Eine Erkrankung mit hohem Leidensdruck: Das Lipödem

Sport und eine gesunde Ernährung allein können nicht immer helfen, wenn die Hose zwickt. Stark angeschwollene Hüften, Ober- und Unterschenkel können auf ein Lipödem hinweisen, einer Fettverteilungsstörung mit bislang ungeklärter Ursache. Die Krankheit, von der überwiegend Frauen betroffen sind, sorgt für starke Schmerzen und große Einschränkungen im Alltag. Auch die psychischen Belastungen sind hoch.

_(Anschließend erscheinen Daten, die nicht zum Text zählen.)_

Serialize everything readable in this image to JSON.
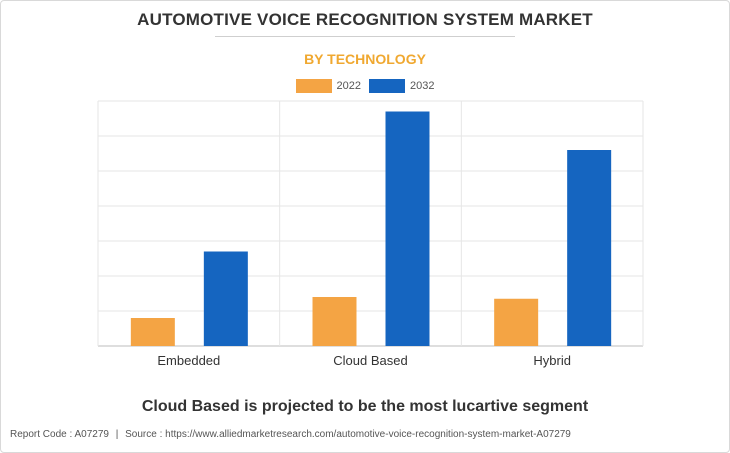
{
  "title": "AUTOMOTIVE VOICE RECOGNITION SYSTEM MARKET",
  "subtitle": "BY TECHNOLOGY",
  "caption": "Cloud Based is projected to be the most lucartive segment",
  "footer": {
    "report_code": "Report Code : A07279",
    "separator": "|",
    "source": "Source : https://www.alliedmarketresearch.com/automotive-voice-recognition-system-market-A07279"
  },
  "chart_data": {
    "type": "bar",
    "title": "AUTOMOTIVE VOICE RECOGNITION SYSTEM MARKET",
    "subtitle": "BY TECHNOLOGY",
    "categories": [
      "Embedded",
      "Cloud Based",
      "Hybrid"
    ],
    "series": [
      {
        "name": "2022",
        "color": "#f4a444",
        "values": [
          0.8,
          1.4,
          1.35
        ]
      },
      {
        "name": "2032",
        "color": "#1565c0",
        "values": [
          2.7,
          6.7,
          5.6
        ]
      }
    ],
    "ylim": [
      0,
      7
    ],
    "y_tick_labels_shown": false,
    "grid": true,
    "legend_position": "top-center"
  }
}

Privatdozent Dr. Nick Spindler, Chefarzt der Klinik für Plastische, Hand- und Rekonstruktive Chirurgie am varisano Krankenhaus in Bad Soden, klärt im Interview über Symptome, Diagnostik und Therapiemöglichkeiten auf.

Was ist das Lipödem und woran kann man es erkennen?

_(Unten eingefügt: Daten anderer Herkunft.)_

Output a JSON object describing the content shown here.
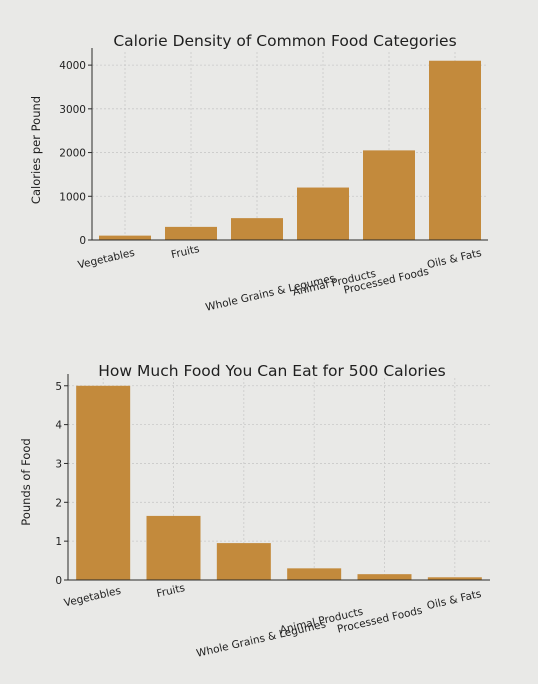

Beim Lipödem vermehrt sich Fett- und Bindegewebe an den Extremitäten, vor allem an den Beinen unkontrolliert. Füße und Hände haben weder Schwellungen noch Schmerzen, aber Unterschenkel, Knie, Oberschenkel und Hüfte oder manchmal auch die Arme sind durch Gewebe und Flüssigkeitseinlagerungen verdickt. Betroffene neigen dazu, schnell Blutergüsse zu bekommen, sind sehr druckempfindsam und leiden unter starken Schmerzen. Tastet man die Haut ab, fühlt sie sich wie Styroporkügelchen an, das heißt, die Haut ist uneben und stellenweise verhärtet. Nicht selten führt die Diagnose Lipödem auch zu seelischen Belastungen. Betroffene kämpfen häufig mit einem geringen Selbstwertgefühl und fühlen sich schlichtweg unwohl in der eigenen Haut.

 

Wodurch wird ein Lipödem verursacht?

Die Ursachen des Lipödems sind – zumindest aktuell – noch nicht vollständig geklärt. Was man weiß, ist, dass es Risikofaktoren gibt, die eine Entstehung begünstigen. Dazu zählen zum Beispiel hormonelle Schwankungen, die Einnahme der Pille, Schwangerschaften oder die Wechseljahre. Auch Adipositas – also starkes Übergewicht – kann die Entstehung eines Lipödems verstärken, allerdings muss man das Lipödem ganz klar von Adipositas trennen – die beiden Erkrankungen sind zwar leicht zu verwechseln und Lipödeme können durch Adipositas verstärkt werden, dennoch sind es zwei verschiedene Erkrankungen mit variierenden Beschwerden und Behandlungsstrategien.

 

In welchen Ausprägungen kommt das Lipödem vor?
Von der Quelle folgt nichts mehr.